A HORSE! A HORSE! MY KINDGOM FOR A HORSE!
Beijing, 5 February 2013
I was all atwitter this morning when I saw the news. The skeleton found under the car park in Leicester, England, is indeed that of Richard III, last of England’s Plantagenet kings! OK, there are some sour-puss academics raising doubts, but that’s probably because the skeleton wasn’t found under their car park.
I spent the early morning skittering around the house with one shoulder up and shouting “A horse! A horse! My kingdom for a horse!” instead of getting ready for work. My wife looked on and rolled her eyes. But what Englishman has not at least heard of Shakespeare’s play Richard III? What person, who – like me – has thespian pretensions, has not dreamed of prancing about a stage as a mediaeval version of Quasimodo, murdering all and sundry with devilish glee and getting the beautiful women into the bargain? If it wasn’t for Shakespeare, who would remember King Richard III?
I did most of my acting at school. To my great regret, we never put on Richard III. But I’ve seen it a number of times, both in film as well as on the stage. I first saw it years ago with my wife, in some poky cinema on Paris’s rive gauche. That was the 1955 film version,with Laurence Olivier doing a marvelously over-the-top evil characterization of Richard.
This film stayed in some sort of medieval setting. The next version I saw, with Ian McKellen playing Richard III, was made 40 years after Olivier’s movie. It tried to be clever and set the story in some sort of 1930s fascist version of Britain where the king’s deformity was moral rather than physical.

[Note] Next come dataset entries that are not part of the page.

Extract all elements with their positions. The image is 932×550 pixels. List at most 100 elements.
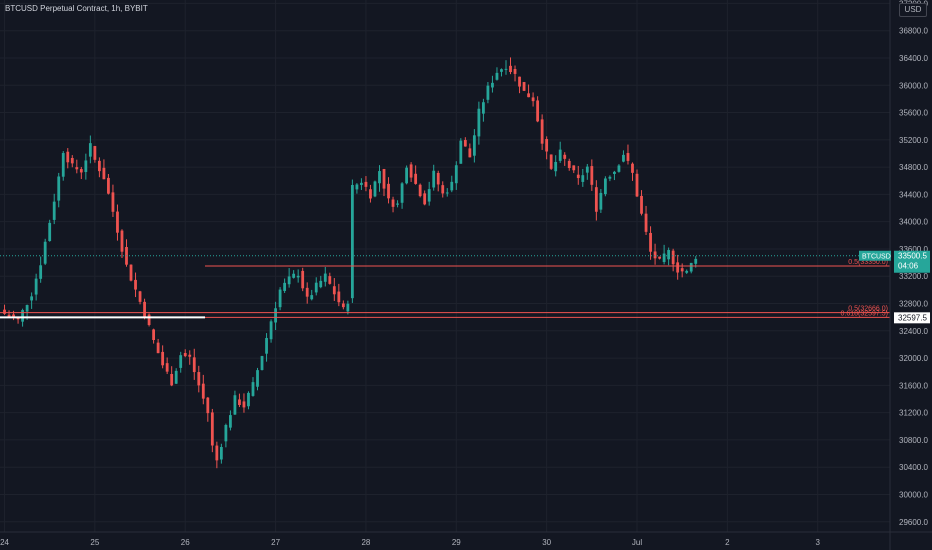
candle-body (57, 176, 61, 201)
y-tick-label: 30800.0 (899, 436, 928, 445)
candle-body (30, 296, 34, 301)
candle-body (174, 370, 178, 384)
x-tick-label: 29 (452, 538, 461, 547)
candle-body (61, 153, 65, 177)
candle-body (482, 102, 485, 114)
highlight-tag-value: 32597.5 (898, 313, 927, 322)
candle-body (572, 165, 576, 171)
y-tick-label: 32400.0 (899, 327, 928, 336)
y-tick-label: 34800.0 (899, 163, 928, 172)
candle-body (689, 262, 693, 272)
candle-body (48, 222, 52, 242)
candle-body (432, 170, 436, 188)
candle-body (671, 250, 675, 265)
candle-body (545, 139, 549, 152)
chart-title: BTCUSD Perpetual Contract, 1h, BYBIT (5, 4, 148, 13)
candle-body (414, 173, 418, 184)
candle-body (676, 262, 680, 273)
candle-body (346, 303, 350, 312)
x-tick-label: 3 (815, 538, 820, 547)
candle-body (138, 291, 142, 302)
candle-body (644, 213, 648, 232)
y-tick-label: 35200.0 (899, 136, 928, 145)
price-tag-bg (894, 250, 930, 273)
candle-body (486, 85, 490, 100)
y-tick-label: 36000.0 (899, 81, 928, 90)
candle-body (215, 445, 219, 461)
candle-body (576, 174, 580, 179)
candle-body (531, 97, 535, 102)
candle-body (459, 140, 463, 164)
y-tick-label: 30400.0 (899, 463, 928, 472)
candle-body (238, 399, 241, 405)
x-tick-label: Jul (632, 538, 642, 547)
candle-body (341, 303, 345, 308)
candle-body (7, 314, 11, 317)
candle-body (79, 169, 83, 173)
candle-body (170, 373, 174, 386)
candle-body (360, 182, 363, 185)
candle-body (314, 282, 318, 293)
candle-body (563, 154, 567, 159)
candle-body (156, 342, 160, 354)
candle-body (278, 289, 282, 308)
y-tick-label: 31200.0 (899, 409, 928, 418)
candle-body (152, 329, 156, 341)
candle-body (631, 163, 634, 173)
candle-body (622, 154, 625, 162)
y-tick-label: 34000.0 (899, 218, 928, 227)
candle-body (274, 308, 277, 323)
candle-body (147, 314, 151, 326)
candle-body (120, 230, 124, 252)
candle-body (301, 270, 305, 289)
candle-body (694, 258, 698, 264)
candle-body (540, 119, 544, 144)
candle-body (400, 183, 404, 203)
candle-body (613, 171, 616, 174)
candle-body (97, 160, 101, 172)
candle-body (513, 68, 517, 74)
y-tick-label: 33600.0 (899, 245, 928, 254)
candle-body (224, 424, 228, 442)
y-tick-label: 32800.0 (899, 300, 928, 309)
candle-body (617, 165, 621, 172)
candle-body (93, 146, 97, 160)
price-axis: 29600.0 30000.0 30400.0 30800.0 31200.0 31600… (889, 0, 928, 550)
candle-body (685, 270, 689, 273)
candle-body (102, 167, 106, 180)
candle-body (640, 195, 643, 214)
candle-body (242, 401, 246, 408)
candle-body (468, 148, 472, 158)
candle-body (495, 72, 499, 80)
candle-body (34, 278, 38, 295)
y-tick-label: 35600.0 (899, 109, 928, 118)
candle-body (590, 166, 594, 185)
candle-body (75, 167, 79, 170)
candle-body (197, 372, 201, 386)
candle-body (491, 82, 494, 88)
currency-button[interactable]: USD (899, 3, 927, 17)
candle-body (680, 268, 684, 272)
candle-body (658, 256, 661, 259)
candle-body (161, 351, 165, 366)
candle-body (25, 305, 29, 312)
candle-body (626, 153, 630, 161)
x-tick-label: 2 (725, 538, 730, 547)
candle-body (635, 173, 639, 197)
candle-body (328, 276, 332, 284)
x-tick-label: 25 (90, 538, 99, 547)
candle-body (603, 178, 607, 195)
candle-body (463, 140, 467, 147)
price-tag-countdown: 04:06 (898, 262, 919, 271)
y-tick-label: 33200.0 (899, 272, 928, 281)
candle-body (504, 68, 508, 70)
candle-body (229, 415, 232, 428)
candle-body (332, 286, 336, 295)
candle-body (423, 193, 427, 205)
candle-body (518, 76, 521, 87)
candle-body (441, 185, 445, 194)
candle-body (210, 412, 214, 446)
y-tick-label: 30000.0 (899, 490, 928, 499)
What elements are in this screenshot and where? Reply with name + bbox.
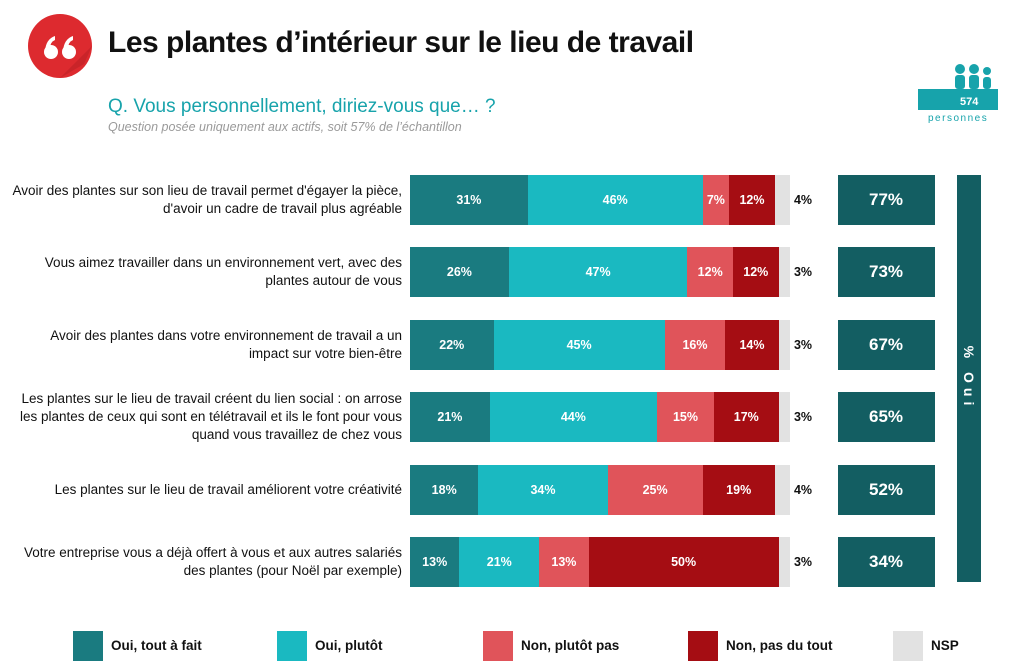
- value-label: 31%: [456, 193, 482, 207]
- bar-segment: [410, 464, 479, 515]
- value-label: 16%: [682, 337, 708, 352]
- value-label: 3%: [793, 337, 813, 352]
- value-label: 18%: [431, 482, 457, 497]
- value-label: 25%: [642, 482, 668, 497]
- bar-segment: [778, 537, 790, 587]
- badge-label: personnes: [928, 113, 989, 124]
- legend-swatch: [688, 631, 718, 661]
- bar-segment: [410, 319, 494, 370]
- bar-segment: [410, 392, 490, 443]
- bar-segment: [539, 537, 589, 587]
- total-box: [838, 537, 935, 587]
- legend-label: Oui, plutôt: [315, 638, 383, 653]
- category-label: Avoir des plantes dans votre environneme…: [50, 327, 402, 361]
- value-label: 50%: [671, 555, 697, 569]
- bar-segment: [702, 175, 730, 225]
- legend-swatch: [73, 631, 103, 661]
- legend-swatch: [277, 631, 307, 661]
- category-label: Les plantes sur le lieu de travail améli…: [54, 481, 402, 497]
- legend-label: Non, plutôt pas: [521, 638, 620, 653]
- bar-segment: [714, 392, 779, 443]
- totals-title: % Oui: [961, 345, 977, 411]
- badge: [918, 96, 998, 110]
- value-label: 3%: [793, 410, 813, 425]
- bar-segment: [687, 247, 733, 298]
- totals-band: [957, 175, 981, 582]
- legend-swatch: [893, 631, 923, 661]
- total-box: [838, 464, 935, 515]
- badge-count: 574: [960, 96, 979, 108]
- bar-segment: [527, 175, 703, 225]
- bar-segment: [778, 247, 790, 298]
- bar-segment: [607, 464, 703, 515]
- value-label: 12%: [743, 265, 769, 280]
- category-label: Vous aimez travailler dans un environnem…: [44, 255, 402, 289]
- total-label: 34%: [868, 552, 904, 571]
- total-box: [838, 175, 935, 225]
- category-label: Avoir des plantes sur son lieu de travai…: [12, 183, 402, 216]
- value-label: 12%: [697, 265, 723, 280]
- value-label: 4%: [793, 193, 813, 207]
- total-box: [838, 319, 935, 370]
- legend-label: Oui, tout à fait: [111, 638, 202, 653]
- value-label: 44%: [560, 410, 586, 425]
- value-label: 14%: [739, 337, 765, 352]
- bar-segment: [459, 537, 540, 587]
- legend-label: NSP: [931, 638, 959, 653]
- value-label: 21%: [437, 410, 463, 425]
- bar-segment: [778, 392, 790, 443]
- total-label: 65%: [868, 407, 904, 427]
- title: Les plantes d’intérieur sur le lieu de t…: [108, 26, 694, 59]
- total-label: 77%: [868, 190, 904, 209]
- bar-segment: [410, 537, 460, 587]
- value-label: 17%: [733, 410, 759, 425]
- value-label: 45%: [566, 337, 592, 352]
- value-label: 22%: [439, 337, 465, 352]
- value-label: 19%: [726, 482, 752, 497]
- total-box: [838, 392, 935, 443]
- value-label: 15%: [672, 410, 699, 425]
- legend-swatch: [483, 631, 513, 661]
- total-box: [838, 247, 935, 298]
- bar-segment: [508, 247, 688, 298]
- value-label: 3%: [793, 555, 813, 569]
- legend-label: Non, pas du tout: [726, 638, 833, 653]
- value-label: 13%: [551, 555, 577, 569]
- bar-segment: [664, 319, 726, 370]
- value-label: 12%: [739, 193, 765, 207]
- bar-segment: [493, 319, 665, 370]
- value-label: 3%: [793, 265, 813, 280]
- category-label: Votre entreprise vous a déjà offert à vo…: [24, 545, 402, 578]
- bar-segment: [774, 175, 790, 225]
- bar-segment: [410, 247, 509, 298]
- value-label: 4%: [793, 482, 813, 497]
- bar-segment: [410, 175, 528, 225]
- question: Q. Vous personnellement, diriez-vous que…: [108, 96, 496, 117]
- bar-segment: [733, 247, 779, 298]
- bar-segment: [478, 464, 608, 515]
- total-label: 73%: [868, 262, 904, 282]
- total-label: 67%: [868, 334, 904, 354]
- value-label: 47%: [585, 265, 611, 280]
- value-label: 13%: [422, 555, 448, 569]
- value-label: 46%: [602, 193, 628, 207]
- quote-icon: [28, 14, 92, 78]
- bar-segment: [702, 464, 775, 515]
- value-label: 7%: [706, 193, 725, 207]
- note: Question posée uniquement aux actifs, so…: [108, 120, 462, 134]
- value-label: 26%: [446, 265, 472, 280]
- bar-segment: [778, 319, 790, 370]
- value-label: 21%: [486, 555, 512, 569]
- value-label: 34%: [530, 482, 556, 497]
- total-label: 52%: [868, 479, 904, 499]
- bar-segment: [774, 464, 790, 515]
- bar-segment: [588, 537, 779, 587]
- people-icon: [918, 64, 998, 96]
- bar-segment: [489, 392, 657, 443]
- bar-segment: [725, 319, 779, 370]
- bar-segment: [657, 392, 714, 443]
- category-label: Les plantes sur le lieu de travail créen…: [20, 391, 402, 443]
- bar-segment: [729, 175, 775, 225]
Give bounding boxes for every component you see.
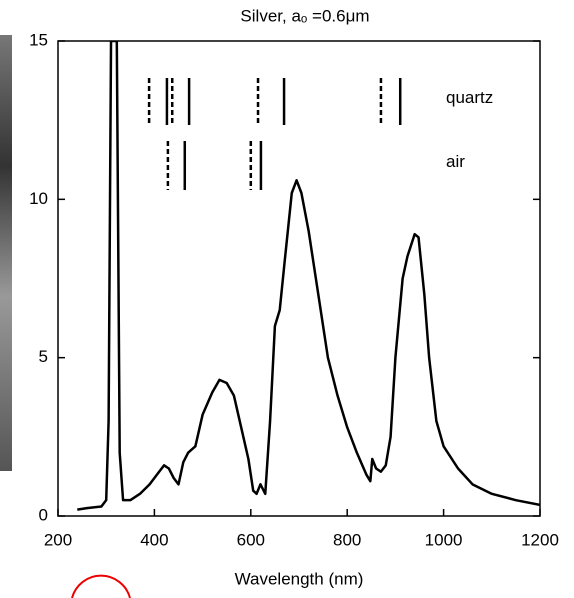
- y-tick-label: 15: [29, 30, 48, 49]
- spectrum-line: [77, 41, 540, 511]
- x-tick-label: 400: [140, 530, 168, 549]
- marker-label: air: [446, 152, 465, 171]
- x-tick-label: 800: [333, 530, 361, 549]
- x-axis-label: Wavelength (nm): [235, 569, 364, 588]
- chart-title: Silver, aₒ =0.6μm: [240, 6, 369, 25]
- marker-label: quartz: [446, 88, 493, 107]
- y-tick-label: 10: [29, 189, 48, 208]
- y-tick-label: 5: [39, 347, 48, 366]
- photo-strip: [0, 35, 12, 471]
- x-tick-label: 200: [44, 530, 72, 549]
- x-tick-label: 1000: [425, 530, 463, 549]
- x-tick-label: 1200: [521, 530, 559, 549]
- x-tick-label: 600: [237, 530, 265, 549]
- red-circle: [71, 574, 131, 598]
- y-tick-label: 0: [39, 505, 48, 524]
- plot-frame: [57, 40, 541, 517]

We saw this film in Milan. As you can imagine, given Italy’s history
the fascist overtones of the film had a certain resonance there.
And then, about a year ago, through sheer serendipity – we just happened to be visiting Hong Kong when the play was running – we saw Kevin Spacey play Richard III with a manic savageness.
One of the amazing things about Shakespeare is the sheer number of quotes he has generated. Half the quotes people use, or so it seems, come from one Shakespeare play or another. Richard III has its fair share. There’s the quote which I’ve used as my title, which must be one of the most famous quotes in the English language. Then there is this quote:
“Now is the winter of our discontent
Made glorious summer by this sun of York”
which seems to be one of those quotes that everyone knows. Then there is this quote:
“Off with his head!”
which my father was very fond of using whenever I was naughty.
Apart from these, the play has some deliciously cynical lines:
“Conscience is but a word that cowards use
Devis’d at first to keep the strong in awe”
“And thus I clothe my naked villainy
With odd old ends stolen out of holy writ;
And seem a saint, when most I play the devil.”
“Why, I can smile and murder while I smile,
And cry ‘content’ to that which grieves my heart,
And wet my cheeks with artificial tears,
And frame my face for all occasions”
Yes, we never did put on Richard III at school. But we put on Shakespeare’s Richard II; the events it recounts were the original cause of the War of the Roses, whose final act was the unhorsing of Richard III on Bosworth Field outside of Leicester and his killing with several savage blows to the head as shown by that skull beneath the car park. I played the Duke of York (I should have played King Richard II, of course, but we’ll pass over that). As usual, the play has many memorable lines, but one set in particular remains with me, uttered by my elder brother John of Gaunt, Duke of Lancaster, as he lies dying in Act I:
This other Eden, demi-paradise;
This fortress, built by nature for herself,
Against infection, and the hand of war;
This happy breed of men, this little world;
This precious stone set in the silver sea,
Which serves it in the office of a wall,
Or as a moat defensive to a house,
Against the envy of less happier lands;
This blessed plot, this earth, this realm, this England
I don’t go back to the UK very often, but those lines echo with me when I stand in the countryside and see how so very lovely it can be.